I never met the woman -- the writer and activist -- but I admired her greatly, followed her writing, and imposed upon her for a jacket endorsement of my forthcoming memoir. Every nonfiction author writes to a make a mark -- a difference -- in this world. Harriet McBryde Johnson, a lawyer and a disability activist who lived and worked in Charleston, South Carolina, did that.
As I followed her story of confronting Peter Singer, the utilitarian ethicist who advocates infanticide, the subject equality of animal and human life, and other Brave New World visions, first protesting his appearance in her native city and then speaking before his class at Princeton University, I found her words intelligent, inspiring, and invoking the democratic/humanist ideal -- the social manifestation of the Golden Rule.

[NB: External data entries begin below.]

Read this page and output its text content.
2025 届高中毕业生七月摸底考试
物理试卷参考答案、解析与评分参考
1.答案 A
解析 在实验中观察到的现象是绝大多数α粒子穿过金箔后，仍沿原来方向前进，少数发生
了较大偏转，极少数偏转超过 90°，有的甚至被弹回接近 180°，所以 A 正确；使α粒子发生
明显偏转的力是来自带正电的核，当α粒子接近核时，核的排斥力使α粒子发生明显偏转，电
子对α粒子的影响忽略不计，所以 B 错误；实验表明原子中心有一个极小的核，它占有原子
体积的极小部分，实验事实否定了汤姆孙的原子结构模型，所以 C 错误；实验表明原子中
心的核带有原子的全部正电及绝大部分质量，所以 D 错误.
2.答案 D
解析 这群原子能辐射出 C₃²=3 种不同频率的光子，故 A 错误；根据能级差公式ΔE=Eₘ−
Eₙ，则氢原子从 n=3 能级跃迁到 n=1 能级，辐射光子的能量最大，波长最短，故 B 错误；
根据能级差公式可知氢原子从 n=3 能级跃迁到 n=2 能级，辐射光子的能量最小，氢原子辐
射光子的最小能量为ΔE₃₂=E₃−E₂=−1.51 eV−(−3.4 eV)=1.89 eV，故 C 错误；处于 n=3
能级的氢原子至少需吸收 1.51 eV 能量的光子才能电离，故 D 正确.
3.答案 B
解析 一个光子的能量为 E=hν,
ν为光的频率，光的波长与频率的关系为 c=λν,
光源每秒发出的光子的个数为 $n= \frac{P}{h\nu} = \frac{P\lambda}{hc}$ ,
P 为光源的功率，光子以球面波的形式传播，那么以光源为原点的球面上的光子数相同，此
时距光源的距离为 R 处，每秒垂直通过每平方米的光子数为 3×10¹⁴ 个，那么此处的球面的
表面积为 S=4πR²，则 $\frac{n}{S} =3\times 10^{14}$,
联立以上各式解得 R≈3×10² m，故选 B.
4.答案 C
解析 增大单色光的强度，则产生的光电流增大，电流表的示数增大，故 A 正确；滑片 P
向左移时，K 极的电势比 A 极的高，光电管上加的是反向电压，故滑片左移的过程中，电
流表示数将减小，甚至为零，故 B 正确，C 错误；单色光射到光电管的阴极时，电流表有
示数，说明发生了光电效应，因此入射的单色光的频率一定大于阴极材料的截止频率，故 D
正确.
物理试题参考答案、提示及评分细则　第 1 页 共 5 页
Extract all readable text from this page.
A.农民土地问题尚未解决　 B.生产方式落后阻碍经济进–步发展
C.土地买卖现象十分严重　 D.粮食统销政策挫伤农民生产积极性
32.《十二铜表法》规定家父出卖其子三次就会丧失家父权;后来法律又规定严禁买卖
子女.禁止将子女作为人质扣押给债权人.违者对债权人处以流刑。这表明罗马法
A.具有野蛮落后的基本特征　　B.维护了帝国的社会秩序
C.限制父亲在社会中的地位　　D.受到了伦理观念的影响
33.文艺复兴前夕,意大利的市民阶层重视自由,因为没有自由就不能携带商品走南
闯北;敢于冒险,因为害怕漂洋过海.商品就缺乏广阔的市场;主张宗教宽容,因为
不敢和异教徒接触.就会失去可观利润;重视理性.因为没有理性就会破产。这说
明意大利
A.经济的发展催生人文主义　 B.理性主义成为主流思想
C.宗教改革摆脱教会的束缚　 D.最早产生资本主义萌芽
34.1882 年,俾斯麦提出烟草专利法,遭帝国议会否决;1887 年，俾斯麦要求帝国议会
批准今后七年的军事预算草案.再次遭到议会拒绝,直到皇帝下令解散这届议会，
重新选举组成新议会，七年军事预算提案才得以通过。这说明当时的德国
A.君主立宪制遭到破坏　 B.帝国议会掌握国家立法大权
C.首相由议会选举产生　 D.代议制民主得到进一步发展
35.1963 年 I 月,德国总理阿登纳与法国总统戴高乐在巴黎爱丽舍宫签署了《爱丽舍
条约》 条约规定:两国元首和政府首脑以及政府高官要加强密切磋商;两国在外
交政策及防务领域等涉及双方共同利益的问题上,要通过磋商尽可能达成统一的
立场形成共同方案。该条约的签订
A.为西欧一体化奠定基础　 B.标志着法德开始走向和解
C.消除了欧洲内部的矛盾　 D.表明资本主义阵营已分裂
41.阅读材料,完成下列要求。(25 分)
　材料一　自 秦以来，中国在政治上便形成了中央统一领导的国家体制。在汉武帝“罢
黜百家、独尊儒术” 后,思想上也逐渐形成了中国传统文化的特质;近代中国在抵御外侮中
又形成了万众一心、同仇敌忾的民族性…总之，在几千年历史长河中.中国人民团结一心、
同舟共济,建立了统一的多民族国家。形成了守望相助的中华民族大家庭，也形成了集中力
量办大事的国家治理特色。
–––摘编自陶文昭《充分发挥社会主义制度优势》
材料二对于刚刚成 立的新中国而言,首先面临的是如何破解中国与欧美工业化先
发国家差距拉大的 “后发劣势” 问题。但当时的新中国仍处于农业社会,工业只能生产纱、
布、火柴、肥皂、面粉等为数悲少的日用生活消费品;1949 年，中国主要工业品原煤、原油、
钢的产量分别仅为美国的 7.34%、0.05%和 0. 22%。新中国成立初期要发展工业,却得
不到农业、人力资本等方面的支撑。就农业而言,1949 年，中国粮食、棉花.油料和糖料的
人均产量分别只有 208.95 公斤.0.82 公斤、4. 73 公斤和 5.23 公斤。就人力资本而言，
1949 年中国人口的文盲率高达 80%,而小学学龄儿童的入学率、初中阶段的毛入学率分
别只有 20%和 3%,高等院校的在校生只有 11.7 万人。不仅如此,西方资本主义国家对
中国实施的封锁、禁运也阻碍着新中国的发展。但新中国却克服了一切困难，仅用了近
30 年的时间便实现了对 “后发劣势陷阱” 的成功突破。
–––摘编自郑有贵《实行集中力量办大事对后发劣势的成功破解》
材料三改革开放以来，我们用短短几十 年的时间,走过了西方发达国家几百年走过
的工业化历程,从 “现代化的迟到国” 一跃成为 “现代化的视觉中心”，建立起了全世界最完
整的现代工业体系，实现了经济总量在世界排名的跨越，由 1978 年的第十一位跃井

Johnson had written previously, but the ground-breaking article in the New York Times Magazine, which she wrote following the speech to the Singer class, put her firmly in the public eye.
It begins ...
He insists he doesn't want to kill me. He simply thinks it would have been better, all things considered, to have given my parents the option of killing the baby I once was, and to let other parents kill similar babies as they come along and thereby avoid the suffering that comes with lives like mine and satisfy the reasonable preferences of parents for a different kind of child. It has nothing to do with me. I should not feel threatened.